Third, do not tell them what you want them to know; lead them to discover as much of it as possible for themselves. If I read three books in preparation to teach a series of lessons, I cannot just teach them what I learned; I have to teach it to them as I learned it – one connected intellectual discovery at a time. But the best way to do that is not to usher them around like a tour guide, but rather to send them on an intellectual exploration with a map and a compass. Or perhaps some balanced expression between those two extremes. When I ask my students what they have learned, I do not want them merely to recite facts to me; I want them to re-think thoughts with me, haltingly expressed through processes yet still being formed. Put another way round, do not assume because they can regurgitate the material they have adequately digested and assimilated it. Insist they explain not just the steps but the thought that connects the steps.
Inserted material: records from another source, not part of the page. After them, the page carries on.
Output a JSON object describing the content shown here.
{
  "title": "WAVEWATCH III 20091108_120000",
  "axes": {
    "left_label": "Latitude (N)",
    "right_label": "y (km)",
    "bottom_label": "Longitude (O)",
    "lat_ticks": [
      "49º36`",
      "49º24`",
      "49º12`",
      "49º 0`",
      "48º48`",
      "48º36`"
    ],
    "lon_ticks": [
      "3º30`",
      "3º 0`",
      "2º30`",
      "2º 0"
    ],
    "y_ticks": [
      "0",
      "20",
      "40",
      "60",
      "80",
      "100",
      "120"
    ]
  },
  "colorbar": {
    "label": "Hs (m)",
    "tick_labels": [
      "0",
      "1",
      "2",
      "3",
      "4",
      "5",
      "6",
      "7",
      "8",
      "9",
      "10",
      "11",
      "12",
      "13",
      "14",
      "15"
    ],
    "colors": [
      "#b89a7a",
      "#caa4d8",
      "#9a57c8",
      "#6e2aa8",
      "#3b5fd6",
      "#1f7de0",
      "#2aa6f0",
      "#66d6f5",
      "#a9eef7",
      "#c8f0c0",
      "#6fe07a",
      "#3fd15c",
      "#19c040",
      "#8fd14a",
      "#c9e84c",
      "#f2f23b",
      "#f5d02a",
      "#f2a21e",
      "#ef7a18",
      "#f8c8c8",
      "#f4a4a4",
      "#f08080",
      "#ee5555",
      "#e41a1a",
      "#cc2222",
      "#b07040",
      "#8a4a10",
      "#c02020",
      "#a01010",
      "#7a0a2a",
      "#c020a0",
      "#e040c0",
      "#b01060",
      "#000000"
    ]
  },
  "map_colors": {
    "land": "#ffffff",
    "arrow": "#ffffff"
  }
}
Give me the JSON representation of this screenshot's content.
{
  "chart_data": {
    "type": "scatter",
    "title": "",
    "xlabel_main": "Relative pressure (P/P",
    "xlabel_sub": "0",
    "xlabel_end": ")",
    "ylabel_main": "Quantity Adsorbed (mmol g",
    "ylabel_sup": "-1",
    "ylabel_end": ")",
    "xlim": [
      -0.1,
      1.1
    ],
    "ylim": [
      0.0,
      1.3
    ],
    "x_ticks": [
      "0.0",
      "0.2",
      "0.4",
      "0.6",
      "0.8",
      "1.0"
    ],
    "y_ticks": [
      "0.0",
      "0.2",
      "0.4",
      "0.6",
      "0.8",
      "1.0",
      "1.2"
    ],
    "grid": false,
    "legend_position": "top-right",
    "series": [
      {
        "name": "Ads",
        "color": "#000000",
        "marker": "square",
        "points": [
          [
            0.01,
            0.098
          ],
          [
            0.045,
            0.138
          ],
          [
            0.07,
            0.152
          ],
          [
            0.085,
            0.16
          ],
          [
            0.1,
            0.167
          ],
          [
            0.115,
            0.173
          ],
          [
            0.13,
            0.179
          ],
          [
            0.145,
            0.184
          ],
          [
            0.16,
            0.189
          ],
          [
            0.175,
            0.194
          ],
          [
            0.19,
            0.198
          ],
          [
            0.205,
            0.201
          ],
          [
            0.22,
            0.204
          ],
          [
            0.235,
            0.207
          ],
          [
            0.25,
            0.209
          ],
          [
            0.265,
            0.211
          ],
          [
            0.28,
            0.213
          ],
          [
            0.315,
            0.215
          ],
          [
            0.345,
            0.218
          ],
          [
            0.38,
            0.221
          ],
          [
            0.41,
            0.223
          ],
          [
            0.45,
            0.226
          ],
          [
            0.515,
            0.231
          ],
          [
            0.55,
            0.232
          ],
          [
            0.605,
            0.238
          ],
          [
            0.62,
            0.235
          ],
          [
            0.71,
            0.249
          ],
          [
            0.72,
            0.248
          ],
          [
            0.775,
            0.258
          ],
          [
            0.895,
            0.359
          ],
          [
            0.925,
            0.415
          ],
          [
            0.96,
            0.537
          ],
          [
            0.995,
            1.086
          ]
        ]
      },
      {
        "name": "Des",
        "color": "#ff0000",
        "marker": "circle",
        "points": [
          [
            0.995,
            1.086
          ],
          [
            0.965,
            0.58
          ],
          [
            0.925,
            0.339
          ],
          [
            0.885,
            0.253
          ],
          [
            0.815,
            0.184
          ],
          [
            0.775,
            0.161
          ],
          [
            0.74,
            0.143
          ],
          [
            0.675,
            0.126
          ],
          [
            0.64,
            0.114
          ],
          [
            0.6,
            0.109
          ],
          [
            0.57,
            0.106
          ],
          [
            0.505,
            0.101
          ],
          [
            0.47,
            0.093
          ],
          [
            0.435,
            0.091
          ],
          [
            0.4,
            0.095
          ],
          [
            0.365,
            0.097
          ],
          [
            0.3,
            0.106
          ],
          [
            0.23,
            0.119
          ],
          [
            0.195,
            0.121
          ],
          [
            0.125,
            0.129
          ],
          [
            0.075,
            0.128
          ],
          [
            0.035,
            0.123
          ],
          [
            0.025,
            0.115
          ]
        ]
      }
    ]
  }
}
When you teach this way, you will be well rewarded for your pains. Your class will pay much closer attention. The atmosphere will be fun. The students will not just be engaged but also excited. You will feel the thrill of the truth all over again when they stand beside you on the new landing and exclaim with delight about what they see.

There may be no greater reward for the teacher than the lightbulb moment, the "Aha!" that we all treasure. Poor Sunday School teachers are content with a class that does not act up. Average Sunday School teachers are content if they can get through a lesson. Good Sunday School teachers are content when they see the light come on in their students' eyes as the truth is apprehended and owned. Great Sunday School teachers watch their students' lives change as Christ is formed in them as a direct result of their ministry in that student's life. But great Sunday School teachers cannot be great without being good. Aim for the lightbulb moment, and patiently prepare its arrival. Lead on softly, but lead. Help them up the stairs you so painstakingly built. Then enjoy the view with them from the top.